The New Zealand dollar also showed strength against its major counterparts during early deals on Monday.
The New Zealand dollar spiked to new multi-month highs of 54.62 against the Japanese yen and 0.5673 against the greenback during Monday's early trading. This may be compared to Friday's closing values of 53.48 and 0.5583, respectively. On the upside, the NZ dollar may likely find resistance near the 56.3 level against the Japanese unit and 0.589 level against the greenback.
The New Zealand currency has been advancing against the dollar and yen since March 10th and the kiwi has gained around 11% versus the Japanese yen and 13% against the US dollar thus far.
The kiwi rallied against the euro during today's early deals, climbing to a 6-week high of 2.4156. This may be compared to Friday's closing value of 2.4339. If the NZ dollar climbs further, 2.399 is seen as the next likely target level.
The New Zealand dollar largely bounced between 1.2362 and 1.2315 versus the Australian currency during Monday's early deals.
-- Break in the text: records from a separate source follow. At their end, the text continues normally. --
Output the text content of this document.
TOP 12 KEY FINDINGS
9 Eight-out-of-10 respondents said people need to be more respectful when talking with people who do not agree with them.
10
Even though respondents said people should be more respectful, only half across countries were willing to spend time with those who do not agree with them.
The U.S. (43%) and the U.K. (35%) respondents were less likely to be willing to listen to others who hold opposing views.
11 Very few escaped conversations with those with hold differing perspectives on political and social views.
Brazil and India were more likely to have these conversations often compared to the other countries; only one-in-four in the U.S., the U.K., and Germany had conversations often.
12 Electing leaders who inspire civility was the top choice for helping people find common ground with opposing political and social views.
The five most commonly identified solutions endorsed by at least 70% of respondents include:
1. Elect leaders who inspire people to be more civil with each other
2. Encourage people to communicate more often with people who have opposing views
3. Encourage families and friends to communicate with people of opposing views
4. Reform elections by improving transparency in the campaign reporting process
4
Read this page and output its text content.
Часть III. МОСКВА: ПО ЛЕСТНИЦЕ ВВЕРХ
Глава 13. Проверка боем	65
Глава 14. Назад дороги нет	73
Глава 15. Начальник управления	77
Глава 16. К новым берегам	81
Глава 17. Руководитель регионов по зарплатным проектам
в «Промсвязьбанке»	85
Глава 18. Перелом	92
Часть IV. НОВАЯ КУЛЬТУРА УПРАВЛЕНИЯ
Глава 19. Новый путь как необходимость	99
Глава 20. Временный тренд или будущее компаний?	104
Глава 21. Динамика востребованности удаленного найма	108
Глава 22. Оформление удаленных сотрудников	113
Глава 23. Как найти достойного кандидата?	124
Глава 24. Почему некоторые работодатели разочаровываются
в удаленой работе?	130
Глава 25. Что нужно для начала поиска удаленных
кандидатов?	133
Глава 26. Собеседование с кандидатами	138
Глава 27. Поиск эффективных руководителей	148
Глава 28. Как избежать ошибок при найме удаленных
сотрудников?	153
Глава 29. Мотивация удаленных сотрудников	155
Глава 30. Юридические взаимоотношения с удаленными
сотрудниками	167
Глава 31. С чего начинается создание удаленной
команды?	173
The aussie-kiwi pair is currently trading at 1.2354, compared to last week's closing value of 1.2301.
In the European session, Eurostat is slated to publish Eurozone trade balance data for January at 6.00 am ET. Economists forecast the trade deficit to widen to a seasonally unadjusted EUR 9 billion from a EUR 0.7 billion shortfall recorded in the previous month. The seasonally adjusted trade deficit is expected to be at EUR 1.9 billion, expanding from EUR 0.3 billion deficit in December.
At the same time, Eurostat will unveil construction output data for January.
Across the Atlantic, the National Association of Realtors is scheduled to release its report on existing home sales for February at 10 AM ET. Economists estimate existing home sales of 4.45 million for the month.
Market players are also looking ahead to Canada's leading indicators data for February, which is slated for release at 8:30 am Eastern Time today.